More than half of all workers work at companies with more than 500 employees. Companies with fewer than 50 employees will be able to apply for a waiver, dampening the benefits of such a provision even further. With these exemptions, the mandate only covers 20 percent of workers. 

Speaker Pelosi defended this choice by arguing that many large companies already provide some form of paid sick leave for their workers. The revised bill, however, prevents companies that already provide some form of paid sick leave from receiving government compensation. With this adjustment, there’s no reason for Congress not to extend the paid sick leave requirements to large companies, as the draft bill had.

  • Gig Workers 

Roughly 25 percent of American workers participate in the gig economy, and for about half, gig work is their primary source of income. What workers gain in mobility, they sacrifice in economic security. Gig workers are rarely eligible for workplace benefits like paid sick leave and are ineligible for state unemployment insurance programs. 
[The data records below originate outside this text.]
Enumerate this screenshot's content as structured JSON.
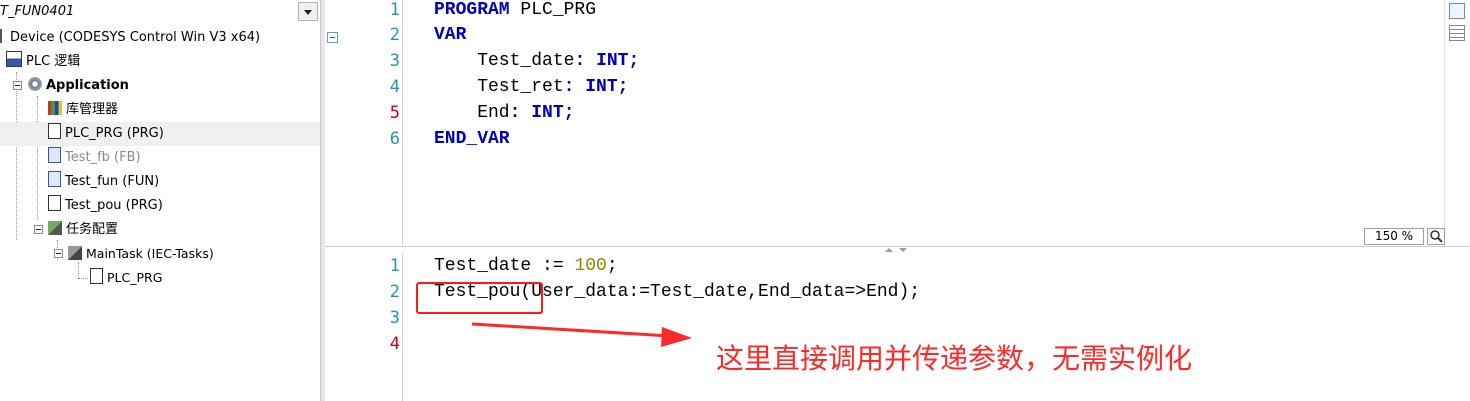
{
  "tree": {
    "header_title": "T_FUN0401",
    "nodes": [
      {
        "label": "Device (CODESYS Control Win V3 x64)",
        "icon": "device-icon"
      },
      {
        "label": "PLC 逻辑",
        "icon": "plc-logic-icon"
      },
      {
        "label": "Application",
        "icon": "gear-icon"
      },
      {
        "label": "库管理器",
        "icon": "library-icon"
      },
      {
        "label": "PLC_PRG (PRG)",
        "icon": "program-icon"
      },
      {
        "label": "Test_fb (FB)",
        "icon": "function-block-icon"
      },
      {
        "label": "Test_fun (FUN)",
        "icon": "function-icon"
      },
      {
        "label": "Test_pou (PRG)",
        "icon": "program-icon"
      },
      {
        "label": "任务配置",
        "icon": "task-config-icon"
      },
      {
        "label": "MainTask (IEC-Tasks)",
        "icon": "task-icon"
      },
      {
        "label": "PLC_PRG",
        "icon": "program-call-icon"
      }
    ]
  },
  "declaration": {
    "line_numbers": [
      "1",
      "2",
      "3",
      "4",
      "5",
      "6"
    ],
    "lines": [
      {
        "kw": "PROGRAM",
        "rest": " PLC_PRG"
      },
      {
        "kw": "VAR",
        "rest": ""
      },
      {
        "name": "    Test_date",
        "colon": ":",
        "type": "INT",
        "semi": ";"
      },
      {
        "name": "    Test_ret",
        "colon": ":",
        "type": "INT",
        "semi": ";"
      },
      {
        "name": "    End",
        "colon": ":",
        "type": "INT",
        "semi": ";"
      },
      {
        "kw": "END_VAR",
        "rest": ""
      }
    ]
  },
  "implementation": {
    "line_numbers": [
      "1",
      "2",
      "3",
      "4"
    ],
    "line1_pre": "Test_date := ",
    "line1_num": "100",
    "line1_post": ";",
    "line2": "Test_pou(User_data:=Test_date,End_data=>End);"
  },
  "zoom_level": "150 %",
  "annotation": {
    "text": "这里直接调用并传递参数，无需实例化",
    "color": "#ff2a2a"
  },
  "colors": {
    "keyword": "#0000b0",
    "line_number": "#2b91af",
    "number_literal": "#8a8a00"
  }
}
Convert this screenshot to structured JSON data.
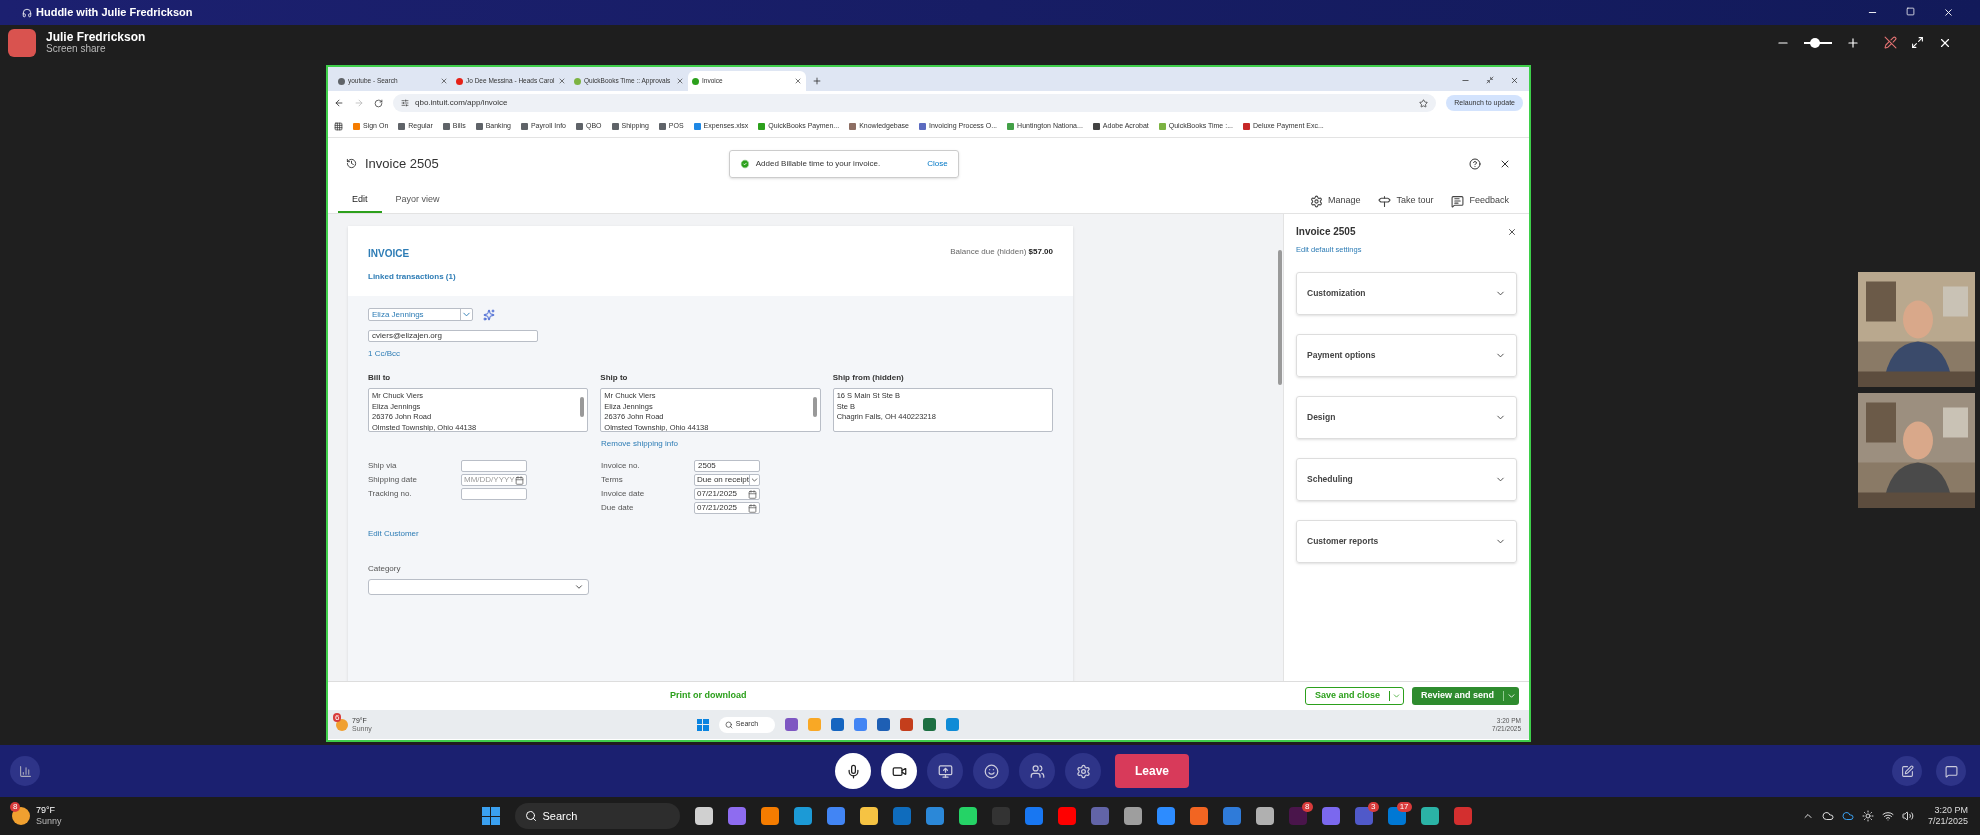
{
  "huddle_title": "Huddle with Julie Fredrickson",
  "presenter": {
    "name": "Julie Fredrickson",
    "subtitle": "Screen share"
  },
  "zoom_slider": {
    "level": 0.4
  },
  "browser": {
    "tabs": [
      {
        "label": "youtube - Search",
        "selected": false,
        "color": "#5f6368"
      },
      {
        "label": "Jo Dee Messina - Heads Carol",
        "selected": false,
        "color": "#e62117"
      },
      {
        "label": "QuickBooks Time :: Approvals",
        "selected": false,
        "color": "#7cb342"
      },
      {
        "label": "Invoice",
        "selected": true,
        "color": "#2ca01c"
      }
    ],
    "address": "qbo.intuit.com/app/invoice",
    "relaunch": "Relaunch to update",
    "bookmarks": [
      {
        "label": "Sign On",
        "color": "#f57c00"
      },
      {
        "label": "Regular",
        "color": "#5f6368"
      },
      {
        "label": "Bills",
        "color": "#5f6368"
      },
      {
        "label": "Banking",
        "color": "#5f6368"
      },
      {
        "label": "Payroll Info",
        "color": "#5f6368"
      },
      {
        "label": "QBO",
        "color": "#5f6368"
      },
      {
        "label": "Shipping",
        "color": "#5f6368"
      },
      {
        "label": "POS",
        "color": "#5f6368"
      },
      {
        "label": "Expenses.xlsx",
        "color": "#1e88e5"
      },
      {
        "label": "QuickBooks Paymen...",
        "color": "#2ca01c"
      },
      {
        "label": "Knowledgebase",
        "color": "#8d6e63"
      },
      {
        "label": "Invoicing Process O...",
        "color": "#5c6bc0"
      },
      {
        "label": "Huntington Nationa...",
        "color": "#43a047"
      },
      {
        "label": "Adobe Acrobat",
        "color": "#424242"
      },
      {
        "label": "QuickBooks Time :...",
        "color": "#7cb342"
      },
      {
        "label": "Deluxe Payment Exc...",
        "color": "#c62828"
      }
    ]
  },
  "invoice_header": {
    "title": "Invoice 2505",
    "toast": {
      "message": "Added Billable time to your invoice.",
      "action": "Close"
    }
  },
  "view_tabs": [
    {
      "label": "Edit",
      "selected": true
    },
    {
      "label": "Payor view",
      "selected": false
    }
  ],
  "toolbar": [
    {
      "kind": "manage",
      "label": "Manage"
    },
    {
      "kind": "tour",
      "label": "Take tour"
    },
    {
      "kind": "feedback",
      "label": "Feedback"
    }
  ],
  "form": {
    "heading": "INVOICE",
    "linked": "Linked transactions (1)",
    "balance_label": "Balance due (hidden)",
    "balance": "$57.00",
    "customer": "Eliza Jennings",
    "email": "cviers@elizajen.org",
    "cc": "1 Cc/Bcc",
    "addresses": [
      {
        "label": "Bill to",
        "lines": [
          "Mr Chuck Viers",
          "Eliza Jennings",
          "26376 John Road",
          "Olmsted Township, Ohio  44138"
        ],
        "scrollable": true
      },
      {
        "label": "Ship to",
        "lines": [
          "Mr Chuck Viers",
          "Eliza Jennings",
          "26376 John Road",
          "Olmsted Township, Ohio  44138"
        ],
        "scrollable": true
      },
      {
        "label": "Ship from (hidden)",
        "lines": [
          "16 S Main St Ste B",
          "Ste B",
          "Chagrin Falls, OH 440223218"
        ],
        "scrollable": false
      }
    ],
    "remove_shipping": "Remove shipping info",
    "shipping_fields": [
      {
        "kind": "text",
        "label": "Ship via"
      },
      {
        "kind": "date",
        "label": "Shipping date",
        "placeholder": "MM/DD/YYYY"
      },
      {
        "kind": "text",
        "label": "Tracking no."
      }
    ],
    "invoice_fields": [
      {
        "kind": "text",
        "label": "Invoice no.",
        "value": "2505"
      },
      {
        "kind": "select",
        "label": "Terms",
        "value": "Due on receipt"
      },
      {
        "kind": "date",
        "label": "Invoice date",
        "value": "07/21/2025"
      },
      {
        "kind": "date",
        "label": "Due date",
        "value": "07/21/2025"
      }
    ],
    "edit_customer": "Edit Customer",
    "category_label": "Category"
  },
  "panel": {
    "title": "Invoice 2505",
    "link": "Edit default settings",
    "sections": [
      {
        "label": "Customization",
        "expanded": false
      },
      {
        "label": "Payment options",
        "expanded": false
      },
      {
        "label": "Design",
        "expanded": false
      },
      {
        "label": "Scheduling",
        "expanded": false
      },
      {
        "label": "Customer reports",
        "expanded": false
      }
    ]
  },
  "footer": {
    "print": "Print or download",
    "save": "Save and close",
    "review": "Review and send"
  },
  "remote_taskbar": {
    "badge": "6",
    "temperature": "79°F",
    "weather": "Sunny",
    "search": "Search",
    "time": "3:20 PM",
    "date": "7/21/2025",
    "apps": [
      {
        "color": "#7e57c2"
      },
      {
        "color": "#f9a825"
      },
      {
        "color": "#1565c0"
      },
      {
        "color": "#4285f4"
      },
      {
        "color": "#1e5fb4"
      },
      {
        "color": "#c43e1c"
      },
      {
        "color": "#1d6f42"
      },
      {
        "color": "#0f8bd6"
      }
    ]
  },
  "call_controls": {
    "leave": "Leave"
  },
  "taskbar": {
    "badge": "8",
    "temperature": "79°F",
    "weather": "Sunny",
    "search": "Search",
    "time": "3:20 PM",
    "date": "7/21/2025",
    "apps": [
      {
        "color": "#d0d0d0"
      },
      {
        "color": "#8e6cf0"
      },
      {
        "color": "#f57c00"
      },
      {
        "color": "#1c9ad6"
      },
      {
        "color": "#4285f4"
      },
      {
        "color": "#f6c343"
      },
      {
        "color": "#0f6cbd"
      },
      {
        "color": "#2b88d8"
      },
      {
        "color": "#25d366"
      },
      {
        "color": "#333333"
      },
      {
        "color": "#1877f2"
      },
      {
        "color": "#ff0000"
      },
      {
        "color": "#6264a7"
      },
      {
        "color": "#9e9e9e"
      },
      {
        "color": "#2d8cff"
      },
      {
        "color": "#f26522"
      },
      {
        "color": "#2f7bd9"
      },
      {
        "color": "#b0b0b0"
      },
      {
        "color": "#4a154b",
        "badge": "8"
      },
      {
        "color": "#7b68ee"
      },
      {
        "color": "#5059c9",
        "badge": "3"
      },
      {
        "color": "#0078d4",
        "badge": "17"
      },
      {
        "color": "#2bb3a6"
      },
      {
        "color": "#d32f2f"
      }
    ]
  }
}
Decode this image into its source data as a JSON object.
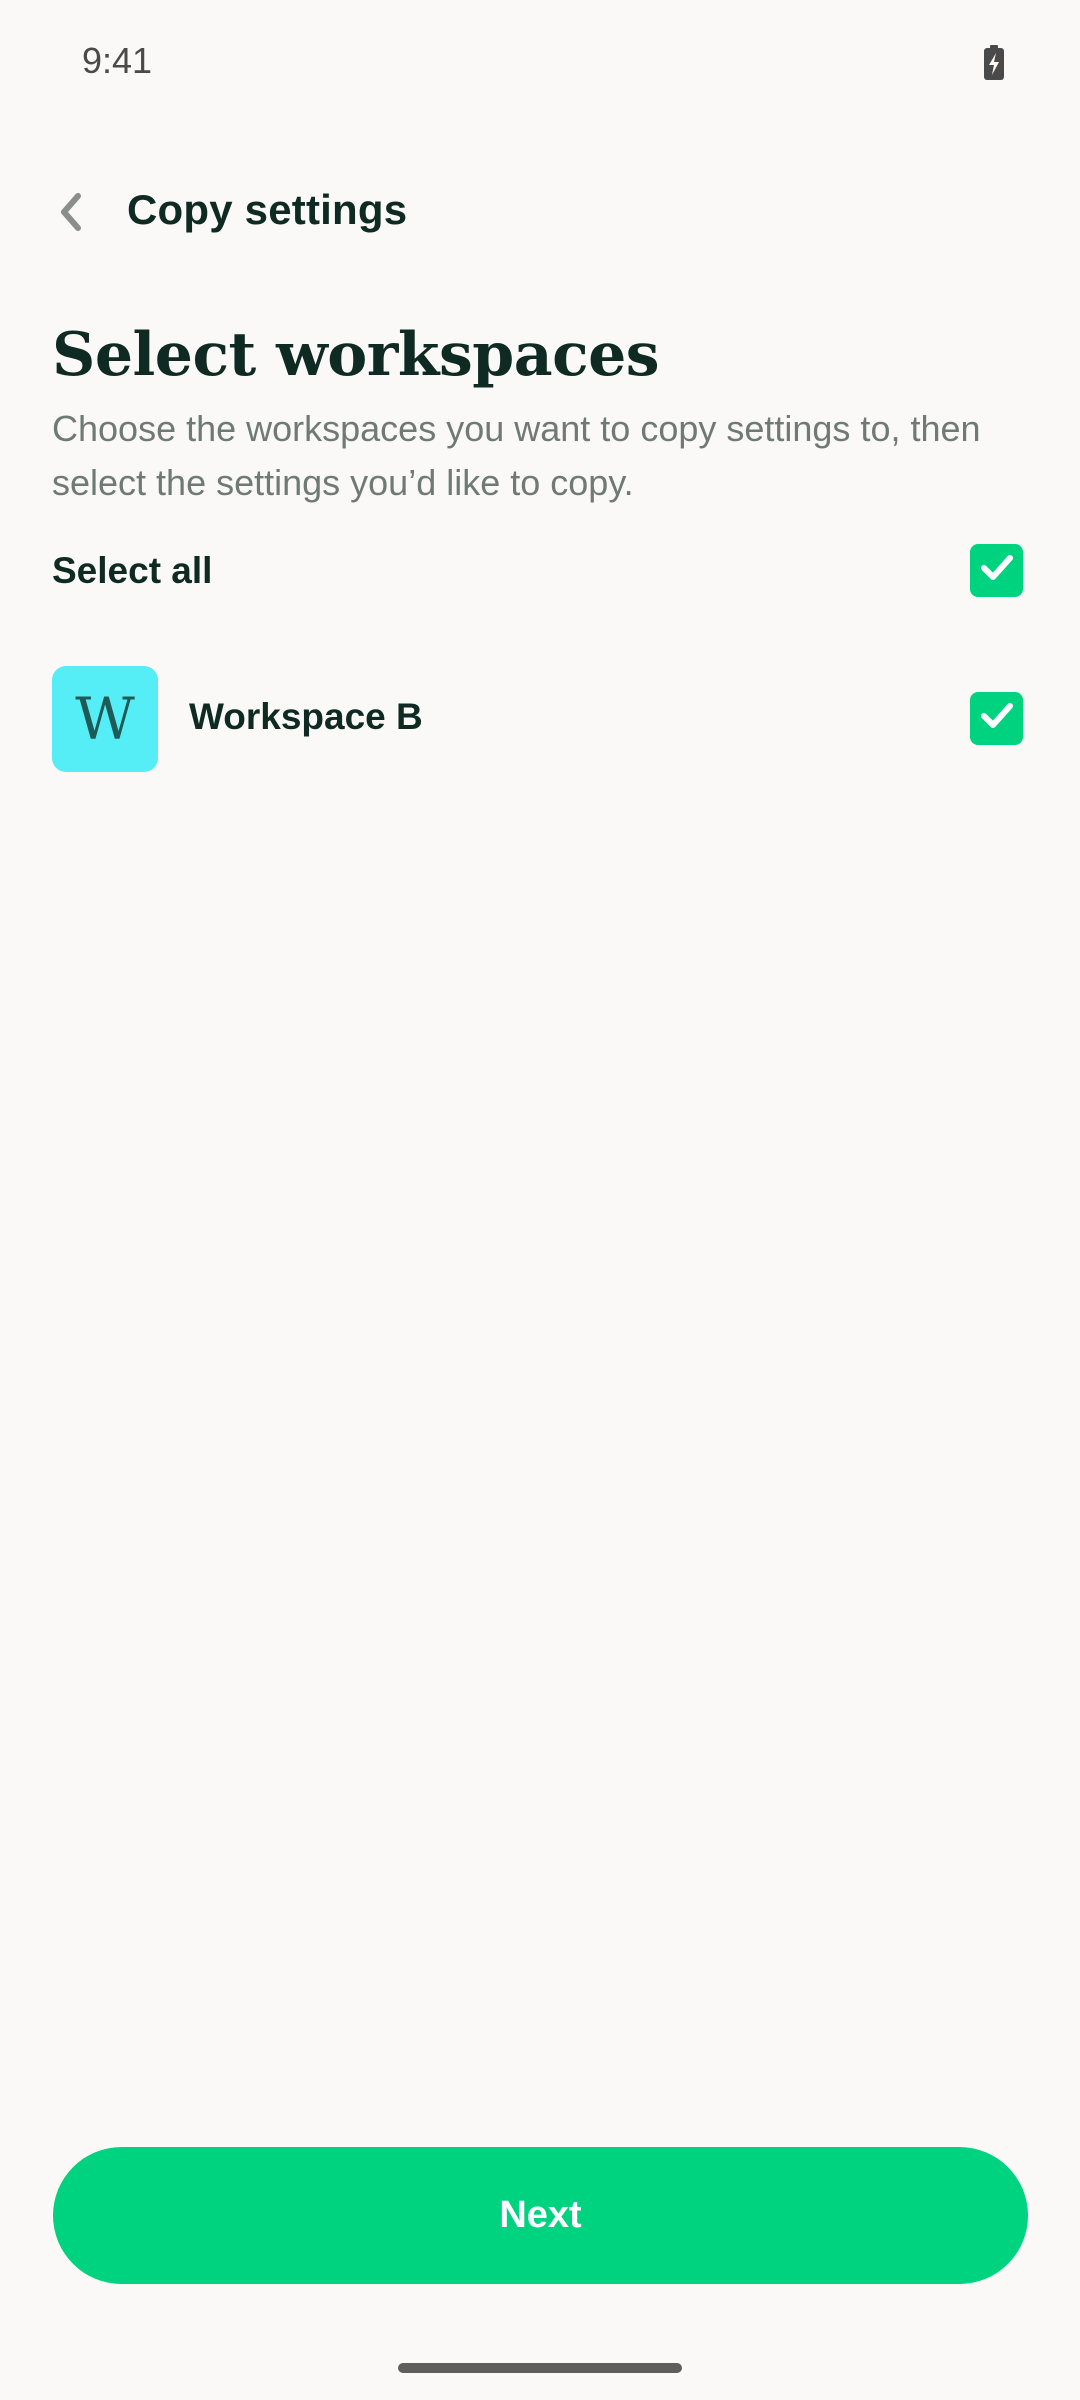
{
  "status_bar": {
    "time": "9:41",
    "battery_icon": "battery-charging-icon"
  },
  "app_bar": {
    "back_icon": "chevron-left-icon",
    "title": "Copy settings"
  },
  "content": {
    "heading": "Select workspaces",
    "description": "Choose the workspaces you want to copy settings to, then select the settings you’d like to copy.",
    "select_all": {
      "label": "Select all",
      "checked": true
    },
    "workspaces": [
      {
        "avatar_letter": "W",
        "avatar_color": "#55EEF6",
        "name": "Workspace B",
        "checked": true
      }
    ]
  },
  "footer": {
    "next_label": "Next"
  },
  "colors": {
    "accent": "#00D37F",
    "text_primary": "#0F2A23",
    "text_secondary": "#6F7A76",
    "background": "#FAF9F7"
  }
}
In the face of ongoing coronavirus concerns, gig workers will find themselves in dire straits. While the use of temporary, direct transfers of cash may help mitigate some of the short-term economic pressures on low- and middle-income families, Congress should use the opportunity to create a better, long-term safety net for gig workers.

  • Rural America

Thanks to the Affordable Care Act, more rural Americans have health insurance than ever before. But having insurance doesn’t matter if you can’t access medical facilities or receive care from specialists. Recruiting doctors to rural communities has always presented challenges (they can make much more money as specialists in metropolitan areas), but health system consolidation has accelerated in recent years. Since 2010, 125 rural hospitals have closed, and the National Rural Health Association estimates that rural areas are now short about 45,000 doctors, leaving 85 percent of rural counties with insufficient medical care.

  • The Indentured Postgraduate

With $1.5 trillion in outstanding debt, student loans are the second largest category of household debt, behind only mortgage loans. About 70 percent of students leave college in debt, with the average graduate owing slightly over $37,000. Last Friday, President Trump announced that he was waiving interest on all student loans. The Department of Education quickly clarified, announcing that monthly loan payments will not decrease, and instead, the entire payment will be applied to outstanding principal. 

This will save borrowers some money over the life of the loan, but it brings no short-term relief. For those who remain employed, the impact of the administration’s decision is negligible. For those whose incomes have fallen – or will fall in the near future as labor markets contract – Trump’s proposal accomplishes nothing in the way of providing relief. 

Just Ahead

Gearing up for Corona III, Trump continues to demand that Congress pass a $500 billion payroll tax cut. Today, the Treasury began circulating a sheet of priorities for the next phase. The proposals offer $300 billion in loans to small businesses, $500 billion in direct cash payments to taxpayers, a $50 billion lifeline for the airline industry, and $150 billion for “other severely distressed sectors.” 

The battle looming goes beyond how to provide relief to victims and their often surviving families. The prospect of severe economic dislocation raises the question: if salary and employment agreements in force today were insured during the crisis, offering compensation continuity and job security to workers, can the economic damage be contained?